In this post I will share some tips I learned after using the Apache Hadoop environment for some years, and  doing many many workshops and courses. The information here considers Apache Hadoop around version 2.9, but it could definably be extended to other similar versions.

These are considerations for when building or using a Hadoop cluster. Some are considerations over the Cloudera distribution. Anyway, hope it helps! 

  • Don’t use Hadoop for millions of small files. It overloads the namenode and makes it slower. It is not difficult to overload the namenode. Always check capability vs number of files. Files on Hadoop usually should be more than 100 MB.
  • You have to have a 1 GB of memory for around 1 million files in the namenode.
  • Nodes usually fail after 5 years.
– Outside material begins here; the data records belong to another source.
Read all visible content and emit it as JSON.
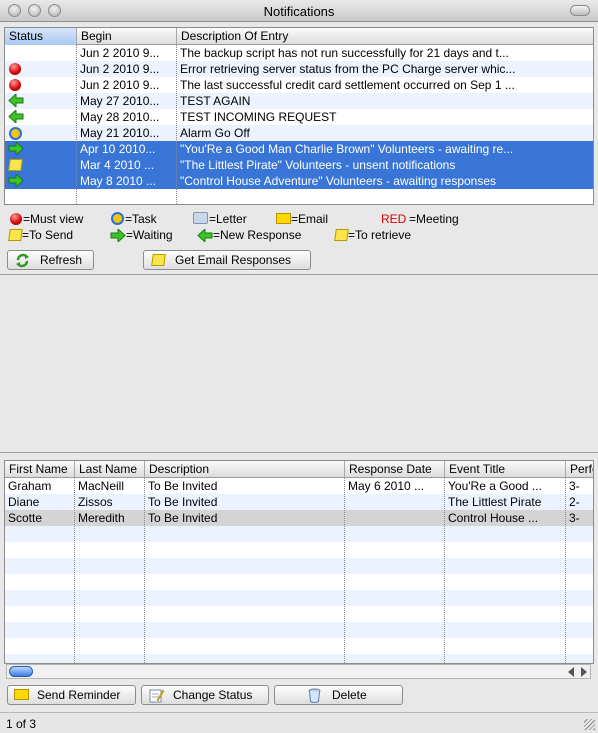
{
  "window": {
    "title": "Notifications"
  },
  "notifications": {
    "columns": [
      "Status",
      "Begin",
      "Description Of Entry"
    ],
    "rows": [
      {
        "status_icon": "none",
        "begin": "Jun 2 2010 9...",
        "description": "The backup script has not run successfully for 21 days and t...",
        "state": "normal"
      },
      {
        "status_icon": "red-circle-icon",
        "begin": "Jun 2 2010 9...",
        "description": "Error retrieving server status from the PC Charge server whic...",
        "state": "alt"
      },
      {
        "status_icon": "red-circle-icon",
        "begin": "Jun 2 2010 9...",
        "description": "The last successful credit card settlement occurred on Sep 1 ...",
        "state": "normal"
      },
      {
        "status_icon": "green-left-arrow-icon",
        "begin": "May 27 2010...",
        "description": "TEST AGAIN",
        "state": "alt"
      },
      {
        "status_icon": "green-left-arrow-icon",
        "begin": "May 28 2010...",
        "description": "TEST INCOMING REQUEST",
        "state": "normal"
      },
      {
        "status_icon": "clock-task-icon",
        "begin": "May 21 2010...",
        "description": "Alarm Go Off",
        "state": "alt"
      },
      {
        "status_icon": "green-right-arrow-icon",
        "begin": "Apr 10 2010...",
        "description": "\"You'Re a Good Man Charlie Brown\" Volunteers - awaiting re...",
        "state": "selected"
      },
      {
        "status_icon": "yellow-note-icon",
        "begin": "Mar 4 2010 ...",
        "description": "\"The Littlest Pirate\" Volunteers - unsent notifications",
        "state": "selected"
      },
      {
        "status_icon": "green-right-arrow-icon",
        "begin": "May 8 2010 ...",
        "description": "\"Control House Adventure\" Volunteers - awaiting responses",
        "state": "selected"
      }
    ]
  },
  "legend": {
    "must_view": "=Must view",
    "task": "=Task",
    "letter": "=Letter",
    "email": "=Email",
    "red_word": "RED",
    "meeting": "=Meeting",
    "to_send": "=To Send",
    "waiting": "=Waiting",
    "new_response": "=New Response",
    "to_retrieve": "=To retrieve"
  },
  "top_buttons": {
    "refresh": "Refresh",
    "get_email": "Get Email Responses"
  },
  "volunteers": {
    "columns": [
      "First Name",
      "Last Name",
      "Description",
      "Response Date",
      "Event Title",
      "Perfo"
    ],
    "rows": [
      {
        "first": "Graham",
        "last": "MacNeill",
        "description": "To Be Invited",
        "response_date": "May 6 2010 ...",
        "event": "You'Re a Good ...",
        "perf": "3-"
      },
      {
        "first": "Diane",
        "last": "Zissos",
        "description": "To Be Invited",
        "response_date": "",
        "event": "The Littlest Pirate",
        "perf": "2-"
      },
      {
        "first": "Scotte",
        "last": "Meredith",
        "description": "To Be Invited",
        "response_date": "",
        "event": "Control House ...",
        "perf": "3-"
      }
    ]
  },
  "bottom_buttons": {
    "send_reminder": "Send Reminder",
    "change_status": "Change Status",
    "delete": "Delete"
  },
  "status": {
    "text": "1 of 3"
  },
  "colors": {
    "selection": "#3875d7",
    "alt_row": "#edf3fe",
    "meeting_red": "#e00000"
  }
}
Node failures is one of the most frequent problems in Hadoop. Big companies like facebook and google should have node failures by the minute.
  • The MySQL on Cloudera Manager does not have redundancy. This could be a point of failure.
  • Information: the merging of fsimage files happens on the secondary namenode.
  • Hadoop can cache blocks to improve performance. By default it caches 0. 
  • You can set a parameter that sends an acknowledgment message from datanodes back to the namenode after only the first or second data block has been copied to the datanodes. That might make writing data  faster. 
  • Hadoop has rack awareness: it knows which node is connected to witch switch. Actually, it it the Hadoop Admin who configures that.
  • Files are checked from time to time to verify if there was any data corruption (usually every three weeks). This is possible because datanodes store files checksum.
  • Log file stores by default 7 days.
  • part-m-000 are from mapper and part-r-000 are from reducer jobs. The number in the end corresponds to the number of reducers that ran for that job. So part-r008 had 9 reducers  (starts from 0).
  • You can change the log.level of mapper and reducers tasks yo get more information.
  • mapreduce.reduce.log.level=DEBUG
  • yarn server checks what spark did. localhost:4040 also shows what has been done.
  • It is important to check where to put the namenode fsimage file.  You might want to replicate this file.
  • You have to save a lot of disk space (25%) to dfs.datanode.du.reserve, for the shuffle phase.
  • This phase is going to be written in disk, so there needs to be space!
  • When you remove files, they stay on the .Trash directory after removing for a while. The default time is 1 day.
  • You can build a lamdba architecture with flume. You can also specify if you want to put data in memory or disk flume.
  • Regarding hardware, worker nodes need more cores for more processing. The master nodes don’t process that much.
  • For the namenode you want more quality disks and better hardware (like raid – and raid makes no sense on worker nodes).
  • The rule of thumb is: if you want to store 1 TB of data you have to have 4 TB space.
  • Hadoop applications are typically not cpu bound. 
  • Virtualization might give you some benefits (easier to manage), but it hits performance. Usually it brings between 5% and 30% of overhead.
  • Hadoop does not support ipv6. You can disable ipv6. You can also disable selinux inside the cluster. Both give overhead.
  • A good size for a starting cluster is around 6 nodes.
  • Sometimes, when the clusters is too full, you might have to remove a small file to remove a bigger file.

That is it for now. I will try to write a part 2 soon. Let me know if there is anything I missed here!